Она ощутила, как ей на лицо льется что-то теплое и едкое. Она сморщилась, почувствовав неприятный запах, и открыла глаза.
— Ну вот… я всегда говорил, что обоссать человека — гораздо лучше, чем облить его ведром холодной воды, — воскликнул капитан. Старшина застегивал ширинку. — Ну, поднимайся, маленькая дрянь! Хватит валяться!
Нина с трудом приподнялась на локтях. Ее мутило, голова раскалывалась от боли. Она с трудом соображала, что происходит. Ей ужасно хотелось пить. Но, проведя языком по губам, она лишь слизнула несколько капель солдатской мочи.
Внимательно наблюдавший за ней капитан улыбался:
— Правильно, лижи, это питье должно тебе понравиться… ведь ты же постоянно пьешь его, да еще и втираешь в кожу… Для тебя это — самый лучший коктейль! — Он щелкнул пальцами: — Ну, ладно, хватит валяться!
Нина не могла подняться самостоятельно. Все ее тело было в ссадинах. Стоило ей напрячь мускулы и попытаться встать, как голова закружилась, и она снова рухнула на землю.
Старшина грубо подхватил ее и поставил на ноги.
— Посади их в машину. Обеих, — скомандовал офицер.

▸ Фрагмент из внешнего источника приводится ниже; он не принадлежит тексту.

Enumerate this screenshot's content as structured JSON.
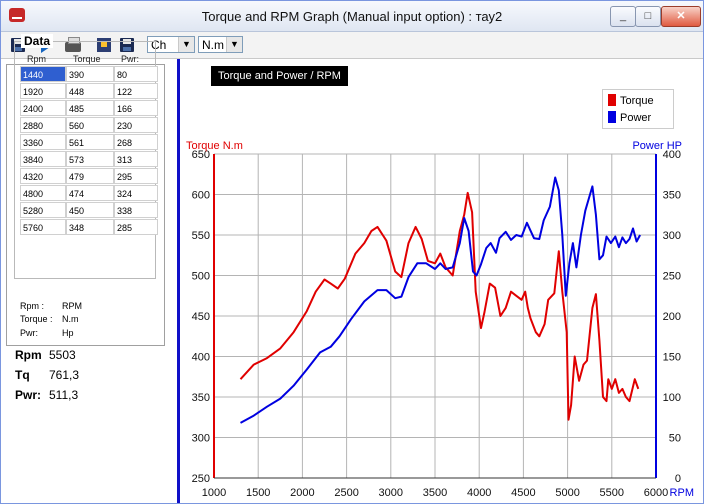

— Может, стоит обработать их еще разок? — с надеждой в голосе осведомился старшина. Капитан с презрением покосился на него:
— Больше они ничего не скажут. Неужели ты не видишь, что они обработаны до предела? Больше из них ничего не выжмешь… Все, собирай их и вези наверх. Кинешь им какую-то одежду, чтоб было в чем унести отсюда ноги… — Капитан схватил жесткими пальцами подбородок Нины: — Я отпускаю тебя, маленькая дешевка… только потому, что у меня — доброе сердце. Сунешься к границе еще раз — схлопочешь пулю в лоб…
Глотая слезы и кутаясь в грязную тряпку, брошенную на сиденье, Нина смотрела, как разделительная линия остается внизу. „Форд“ медленно полз вверх. Рядом с водителем сидел старшина. Он включил радио, и салон машины огласился веселым голоском Тани Овсиенко. Она пела то ли про майора, то ли про инспектора ГАИ. Нина с ненавистью покосилась на погоны пограничника. Люди в погонах… Они всегда преследовали ее, не давали ей прохода, а помощи или сочувствия от них не было никакого. Только горе.
Старшина довез их до околицы. Пинками вытолкал из машины, не заботясь о том, чтобы не повредить Ленину инвалидную коляску.
— Чтоб через полчаса духу вашего здесь не было. Не успеете унести ноги, пеняйте на себя! — крикнул он напоследок.